Use available expertise
Experience with working toward gender equality has been gained in thousands of development cooperation projects. The lessons learned have been recorded at international conferences and workshops (for example, Nike-NCDO seminars in Casablanca and Amsterdam, 2006) and in research (Van Kampen, Gender, sport en ontwikkelingssamenwerking, University of Utrecht 2001; many studies by ministries, the World Bank and the United Nations, such as 'Successful strategies for addressing gender equality issues in programs and projects: what works?' Development Bulletin no. 64, 2004).
Gender is a fully-fledged discipline. Scientific institutes and specialised consulting agencies work in the field. In this publication we have broadly outlined the steps that can be taken in aiming to achieve gender equality. It is recommended to utilise the experience of organisations that have already achieved an important degree of gender equality as well as the knowledge and expertise of specialists.
Develop a shared vision of gender equality
Developing a shared vision of gender equality is an important success factor. Concretely, this means holding a dialogue with local partners about the importance of equality and the relationship of this theme to the planned activities. This dialogue needs to be held at a policy level, in designing programmes and projects, and during their implementation.

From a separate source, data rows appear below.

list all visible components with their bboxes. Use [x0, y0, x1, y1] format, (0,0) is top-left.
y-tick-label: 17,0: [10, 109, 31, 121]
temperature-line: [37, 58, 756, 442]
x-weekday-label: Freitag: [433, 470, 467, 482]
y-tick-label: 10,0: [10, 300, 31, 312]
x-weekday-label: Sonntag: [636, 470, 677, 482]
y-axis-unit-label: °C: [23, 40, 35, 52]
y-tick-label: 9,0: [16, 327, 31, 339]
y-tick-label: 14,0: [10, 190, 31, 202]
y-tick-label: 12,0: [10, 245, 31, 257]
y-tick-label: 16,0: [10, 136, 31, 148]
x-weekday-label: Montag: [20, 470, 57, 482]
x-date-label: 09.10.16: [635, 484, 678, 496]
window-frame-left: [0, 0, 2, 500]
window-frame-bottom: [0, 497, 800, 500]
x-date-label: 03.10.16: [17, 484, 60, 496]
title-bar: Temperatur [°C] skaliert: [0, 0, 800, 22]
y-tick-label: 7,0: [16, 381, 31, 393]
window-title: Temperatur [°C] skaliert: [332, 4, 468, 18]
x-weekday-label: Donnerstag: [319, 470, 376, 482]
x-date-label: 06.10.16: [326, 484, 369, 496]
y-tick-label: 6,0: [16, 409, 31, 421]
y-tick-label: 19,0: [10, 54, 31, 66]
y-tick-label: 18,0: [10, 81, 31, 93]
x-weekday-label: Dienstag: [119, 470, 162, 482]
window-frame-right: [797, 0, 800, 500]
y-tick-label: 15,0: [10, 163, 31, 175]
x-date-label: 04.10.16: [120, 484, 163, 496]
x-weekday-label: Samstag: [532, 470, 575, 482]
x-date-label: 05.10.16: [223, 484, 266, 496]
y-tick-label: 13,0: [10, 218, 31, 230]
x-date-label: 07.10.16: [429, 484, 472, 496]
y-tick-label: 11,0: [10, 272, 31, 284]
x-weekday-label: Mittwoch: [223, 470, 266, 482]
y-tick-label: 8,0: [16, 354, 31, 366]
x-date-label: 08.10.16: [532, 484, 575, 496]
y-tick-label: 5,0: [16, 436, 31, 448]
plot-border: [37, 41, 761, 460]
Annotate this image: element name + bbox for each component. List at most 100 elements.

In order to develop a shared vision of objectives and principles, it is essential to understand the partner organisation and the social, cultural and economic context. This is subject to the following conditions:
Take a look at yourself
If the approach is to be effective, organisations must first determine their own internal position on the gender issue. How is gender equality being achieved in their own structures and activities? (Live up to your own words.) The local partner must also implement gender mainstreaming. Many organisations have in fact already taken these steps. Women's organisations have expertise in this field. It is worthwhile to learn from the experience of others. See the example of 23 Brazilian women's organisations that have formed a network and offer their services to support others to achieve gender equality.
Involve the community and the target group
Stakeholders, representatives of local NGOs and community leaders should also be involved in developing the vision. To achieve equality, not only the girls need to be emancipated, but the men must change as well. Keep in touch with key persons and ask their opinion. What do they think, for example, of the fact that women and girls take part in sports activities and wear sports clothing? What is acceptable and what is not? Also, work together with local women's networks. These networks are often well informed about the position of women in that culture and they have a big (women's) network themselves. For instance, a women's organisation can be asked if they have any particular wishes in the area of sport, or their expertise or network can be put to use for activities.

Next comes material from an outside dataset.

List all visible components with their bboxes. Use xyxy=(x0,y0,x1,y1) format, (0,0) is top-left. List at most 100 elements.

Long-term involvement is a prerequisite in creating gender equality. It involves complex processes of cultural change that take much time and energy. Doing a project for two years and then pulling up stakes can have negative rather than positive effects: the change process will then have been initiated but will not yet have crystallised. A relapse is likely. In that case, the women, having tasted 'freedom', will be less accepting of their former roles and may fulfil them more unwillingly, causing conflicts and even breaking up households.